The only difference is the students, who range from age 22 to 79 and have cerebral palsy. Some can grasp items, some can rise out of their wheelchairs with a helping hand, but most are severely incapacitated as a result of prenatal brain damage.
For United Cerebral Palsy of Sacramento and Northern California clients like Jody Norwood, a nonverbal woman in her 60s, Adult Growth Experience Programs offer a chance to be surrounded by people who can understand her, attend to her needs and teach daily lessons.
UCP officials have asked Book of Dreams readers to help buy a virtual reality hub from local nonprofit Gamers Gift to help Norwood and other program participants be able to travel the world from the middle of the North Highlands campus’s library.
Never miss a local story.
You think of a body that’s not cooperating, but your mind is there and you’re having all these hopes and dreams and wanting to do things.
Chris Dorsey, Adult Growth Experience day program director
“You think of a body that’s not cooperating, but your mind is there and you’re having all these hopes and dreams and wanting to do things,” said Chris Dorsey, program director. “(Virtual reality) is a window to get them out of their chair. An opportunity to do things and see things, learn things.”
Virtual reality floods users’ visual fields with an artificial scenario, such as skiing a snow-covered mountain or traversing the Australian outback. On test runs using Gamers Gift equipment, UCP-Sacramento clients rode roller coasters and scuba dived through the tropics, delighting in every turn. Future plans include mock space exploration and studying French geography, Dorsey said.
Gamers Gift CEO Dillon Hill, 19, knows what it’s like to dive into a fantasy world. When Hill’s best friend Chris Betancourt was diagnosed with leukemia as a fifth-grader, the boys escaped into video games’ make-believe realm, where sterile hospital rooms and nauseating medicines gave way to life as a secret agent in “James Bond 007: Nightfire.”
Hill, with Betancourt and two others, founded Gamers Gift as a senior at Del Campo High School to give others similar outlets.

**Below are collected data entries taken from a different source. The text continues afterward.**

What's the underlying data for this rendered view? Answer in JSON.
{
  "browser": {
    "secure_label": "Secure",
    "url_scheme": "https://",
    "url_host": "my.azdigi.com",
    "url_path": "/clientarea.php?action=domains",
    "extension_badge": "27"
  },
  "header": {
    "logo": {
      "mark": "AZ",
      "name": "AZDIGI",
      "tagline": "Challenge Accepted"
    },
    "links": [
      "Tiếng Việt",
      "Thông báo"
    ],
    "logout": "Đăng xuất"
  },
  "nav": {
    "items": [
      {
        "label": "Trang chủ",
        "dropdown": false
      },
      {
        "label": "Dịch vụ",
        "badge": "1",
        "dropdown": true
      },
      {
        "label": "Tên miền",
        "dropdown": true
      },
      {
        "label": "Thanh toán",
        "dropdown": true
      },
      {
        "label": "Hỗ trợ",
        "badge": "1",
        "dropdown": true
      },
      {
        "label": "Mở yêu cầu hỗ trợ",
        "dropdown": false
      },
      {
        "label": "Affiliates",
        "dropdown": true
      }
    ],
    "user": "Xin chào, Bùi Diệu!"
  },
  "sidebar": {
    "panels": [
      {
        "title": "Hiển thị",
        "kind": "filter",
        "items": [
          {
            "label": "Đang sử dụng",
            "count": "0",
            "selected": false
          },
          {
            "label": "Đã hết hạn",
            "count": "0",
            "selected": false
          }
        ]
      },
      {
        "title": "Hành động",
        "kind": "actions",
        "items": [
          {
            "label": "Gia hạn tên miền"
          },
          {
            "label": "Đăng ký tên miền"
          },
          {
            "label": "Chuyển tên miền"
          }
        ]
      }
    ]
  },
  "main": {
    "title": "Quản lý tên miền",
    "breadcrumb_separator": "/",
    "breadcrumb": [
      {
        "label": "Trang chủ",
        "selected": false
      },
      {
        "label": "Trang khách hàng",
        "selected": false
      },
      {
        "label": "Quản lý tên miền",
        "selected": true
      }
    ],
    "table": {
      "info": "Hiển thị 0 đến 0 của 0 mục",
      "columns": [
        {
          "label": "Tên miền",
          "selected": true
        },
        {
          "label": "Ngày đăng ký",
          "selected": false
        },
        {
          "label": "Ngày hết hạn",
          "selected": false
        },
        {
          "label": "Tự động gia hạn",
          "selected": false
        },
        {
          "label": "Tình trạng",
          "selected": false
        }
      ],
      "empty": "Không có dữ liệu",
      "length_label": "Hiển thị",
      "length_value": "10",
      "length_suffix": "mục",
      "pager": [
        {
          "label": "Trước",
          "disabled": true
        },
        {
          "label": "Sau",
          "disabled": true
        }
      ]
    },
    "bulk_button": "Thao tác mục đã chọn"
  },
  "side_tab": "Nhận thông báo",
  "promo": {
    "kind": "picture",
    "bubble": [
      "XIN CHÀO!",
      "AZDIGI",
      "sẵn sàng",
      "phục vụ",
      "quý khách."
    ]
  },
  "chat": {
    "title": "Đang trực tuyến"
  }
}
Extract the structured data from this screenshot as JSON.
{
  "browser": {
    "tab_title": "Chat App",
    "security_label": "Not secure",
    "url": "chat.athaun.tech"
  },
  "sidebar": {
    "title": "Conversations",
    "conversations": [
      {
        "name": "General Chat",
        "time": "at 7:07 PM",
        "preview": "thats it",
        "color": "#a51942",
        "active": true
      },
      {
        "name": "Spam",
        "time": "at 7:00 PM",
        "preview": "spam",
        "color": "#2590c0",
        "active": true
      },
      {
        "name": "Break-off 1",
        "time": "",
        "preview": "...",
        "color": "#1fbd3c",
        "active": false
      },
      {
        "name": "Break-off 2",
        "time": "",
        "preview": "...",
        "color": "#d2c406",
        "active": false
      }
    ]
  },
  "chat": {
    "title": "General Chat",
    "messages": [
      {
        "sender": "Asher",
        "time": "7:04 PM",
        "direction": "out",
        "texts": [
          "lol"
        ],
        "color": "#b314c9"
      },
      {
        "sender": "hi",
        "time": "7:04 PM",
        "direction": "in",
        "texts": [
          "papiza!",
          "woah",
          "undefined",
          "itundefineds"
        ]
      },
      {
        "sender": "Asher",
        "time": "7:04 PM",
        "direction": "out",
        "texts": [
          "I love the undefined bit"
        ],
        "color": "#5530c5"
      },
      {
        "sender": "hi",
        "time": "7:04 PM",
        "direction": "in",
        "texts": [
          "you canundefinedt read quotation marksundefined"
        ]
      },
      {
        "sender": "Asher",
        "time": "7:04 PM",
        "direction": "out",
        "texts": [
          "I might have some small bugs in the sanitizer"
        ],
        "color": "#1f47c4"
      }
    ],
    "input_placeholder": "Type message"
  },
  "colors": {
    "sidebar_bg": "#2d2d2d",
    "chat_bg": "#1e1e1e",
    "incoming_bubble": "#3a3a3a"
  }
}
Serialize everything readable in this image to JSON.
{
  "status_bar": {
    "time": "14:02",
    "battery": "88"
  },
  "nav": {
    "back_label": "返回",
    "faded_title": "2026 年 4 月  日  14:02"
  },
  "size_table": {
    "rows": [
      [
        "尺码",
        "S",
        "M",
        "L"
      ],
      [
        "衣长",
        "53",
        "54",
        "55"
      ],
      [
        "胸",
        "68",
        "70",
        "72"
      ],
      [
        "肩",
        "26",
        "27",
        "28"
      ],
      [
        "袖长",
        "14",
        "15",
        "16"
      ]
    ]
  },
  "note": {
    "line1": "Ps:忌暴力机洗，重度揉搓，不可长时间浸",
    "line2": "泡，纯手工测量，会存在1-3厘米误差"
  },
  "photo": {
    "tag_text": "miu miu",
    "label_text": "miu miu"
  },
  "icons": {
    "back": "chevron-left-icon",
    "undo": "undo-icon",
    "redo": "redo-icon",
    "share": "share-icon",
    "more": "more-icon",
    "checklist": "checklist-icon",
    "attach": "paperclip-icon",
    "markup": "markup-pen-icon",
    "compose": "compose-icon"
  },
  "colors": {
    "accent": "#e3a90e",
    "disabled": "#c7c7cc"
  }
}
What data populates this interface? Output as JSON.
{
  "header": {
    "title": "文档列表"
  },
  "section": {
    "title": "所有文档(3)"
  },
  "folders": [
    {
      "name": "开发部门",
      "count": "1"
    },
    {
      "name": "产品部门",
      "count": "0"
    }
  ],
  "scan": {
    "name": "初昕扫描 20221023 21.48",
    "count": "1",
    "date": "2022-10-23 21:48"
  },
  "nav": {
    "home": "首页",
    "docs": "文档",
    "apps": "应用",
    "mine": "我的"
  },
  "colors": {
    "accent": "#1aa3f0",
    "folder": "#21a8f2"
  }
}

They sold cake pops door-to-door before receiving donations from local businesses and corporations, and have since taken setups to hospitals and assisted living facilities throughout the Sacramento area.
“VR right now, it’s on the brink of being able to change so many lives, and I want to help facilitate that process,” said Hill, who studies cognitive science and managerial economics at UC Davis.
Other adults with disabilities such as autism and Down syndrome who attend Adult Growth Experience would also be able to use the VR system, said Steve Horton, UCP-Sacramento director, though the organization sees the most benefit for those with cerebral palsy.
“It really enlivens their lives,” Horton said. “They get to experience life in a way that their body can cooperate with.”
Needed: Virtual reality goggles, monitor, cameras and software for United Cerebral Palsy of Sacramento and Northern California.